A lifetime later, he lives with his wife Kate in Seattle’s most populous community,  Capitol Hill—"a northern cultural outpost of San Francisco.” Along the way, he worked on ranches and farms, fought range fires, barked in a carnival, went to war (the one John Prine called “the conflict overseas,” earned a master's in urban planning, ran for public office, joined a theater troupe (Little Red Studio), made art (Sev Shoon Gallery) modeled for artists, wrote quasi-judicial environmental reports, and served two terms on the Seattle Design Commission. He writes because he doesn’t know how to stop.

In 2015, Empty Bowl Press published his first poetry collection, I can still smile like Errol Flynn.  His poetry and/or satire have appeared in Puget Soundings, Argus, Seattle Post-Intelligencer,  Red Light District: Seattle Erotic Art Festival’s Literary Art Anthology (Foundation for Sex Positive Culture, 2011), Poets Unite! LitFUSE 10th Anniversary Anthology (Cave Moon Press, 2016), Paco-Michelle Atwood’s World Inside Designer Jeans (AuthorHouse, 2013), The Little Red Anthology (Little Red Press, 2009), Pandemic Poetry (Headline Poetry & Press, 2020), and In Parentheses Journal, 2020)
 

Tito received the 2003 MLK Humanitarian Award from King County Washington, in recognition of his "outstanding commitment to the values and beliefs of Dr. Martin Luther King, Jr."

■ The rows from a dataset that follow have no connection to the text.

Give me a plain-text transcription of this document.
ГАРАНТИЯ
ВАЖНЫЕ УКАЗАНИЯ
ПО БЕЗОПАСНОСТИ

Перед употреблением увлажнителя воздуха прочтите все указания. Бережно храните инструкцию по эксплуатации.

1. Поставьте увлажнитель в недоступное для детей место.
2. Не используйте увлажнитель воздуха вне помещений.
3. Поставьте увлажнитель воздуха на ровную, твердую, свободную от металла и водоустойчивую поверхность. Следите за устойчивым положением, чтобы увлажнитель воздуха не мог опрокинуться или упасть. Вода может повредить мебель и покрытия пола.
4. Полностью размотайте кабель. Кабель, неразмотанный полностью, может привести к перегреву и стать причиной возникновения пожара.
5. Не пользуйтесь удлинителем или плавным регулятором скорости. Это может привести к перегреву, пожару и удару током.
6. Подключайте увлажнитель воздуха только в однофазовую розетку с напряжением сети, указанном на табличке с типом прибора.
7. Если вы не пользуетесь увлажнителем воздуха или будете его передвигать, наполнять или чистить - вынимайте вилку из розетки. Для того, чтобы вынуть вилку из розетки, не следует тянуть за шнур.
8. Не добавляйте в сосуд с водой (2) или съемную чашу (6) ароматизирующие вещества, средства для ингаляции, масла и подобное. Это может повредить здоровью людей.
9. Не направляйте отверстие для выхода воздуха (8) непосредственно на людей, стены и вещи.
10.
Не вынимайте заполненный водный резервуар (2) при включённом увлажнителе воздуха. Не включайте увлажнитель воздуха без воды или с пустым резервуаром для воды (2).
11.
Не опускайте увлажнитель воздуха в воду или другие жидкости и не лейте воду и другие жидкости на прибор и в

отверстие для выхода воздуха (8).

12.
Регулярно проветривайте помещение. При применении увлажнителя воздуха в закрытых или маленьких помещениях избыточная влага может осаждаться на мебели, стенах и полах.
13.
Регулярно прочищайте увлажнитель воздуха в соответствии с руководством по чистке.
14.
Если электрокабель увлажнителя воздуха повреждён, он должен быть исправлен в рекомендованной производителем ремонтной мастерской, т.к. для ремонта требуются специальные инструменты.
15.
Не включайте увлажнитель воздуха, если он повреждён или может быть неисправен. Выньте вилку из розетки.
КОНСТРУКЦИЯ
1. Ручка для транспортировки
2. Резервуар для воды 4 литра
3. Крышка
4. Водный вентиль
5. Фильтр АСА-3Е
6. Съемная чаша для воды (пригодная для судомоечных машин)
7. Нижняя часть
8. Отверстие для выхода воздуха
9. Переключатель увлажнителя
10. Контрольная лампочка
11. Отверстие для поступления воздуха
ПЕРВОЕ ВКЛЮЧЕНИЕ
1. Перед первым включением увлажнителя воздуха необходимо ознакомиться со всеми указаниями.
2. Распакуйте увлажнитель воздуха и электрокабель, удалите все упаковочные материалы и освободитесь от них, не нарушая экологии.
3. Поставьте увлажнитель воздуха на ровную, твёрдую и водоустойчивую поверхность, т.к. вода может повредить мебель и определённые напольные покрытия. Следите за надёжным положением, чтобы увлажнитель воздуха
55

In 2023. Empty Bowl Press and 2022/23 Washington State Poet Laureate Rena Priest included Tito's poem "Salmon of a Man" in the anthology I Sing the Salmon Home.

Garrison Keillor featured two of Tito’s poems on The Writers Almanac in May 2020: "Haunting Bolinas," about the suicide of poet and writer, Richard Brautigan, and "The Night John Prine Died," written during the beginnings of the COVID-19 pandemic.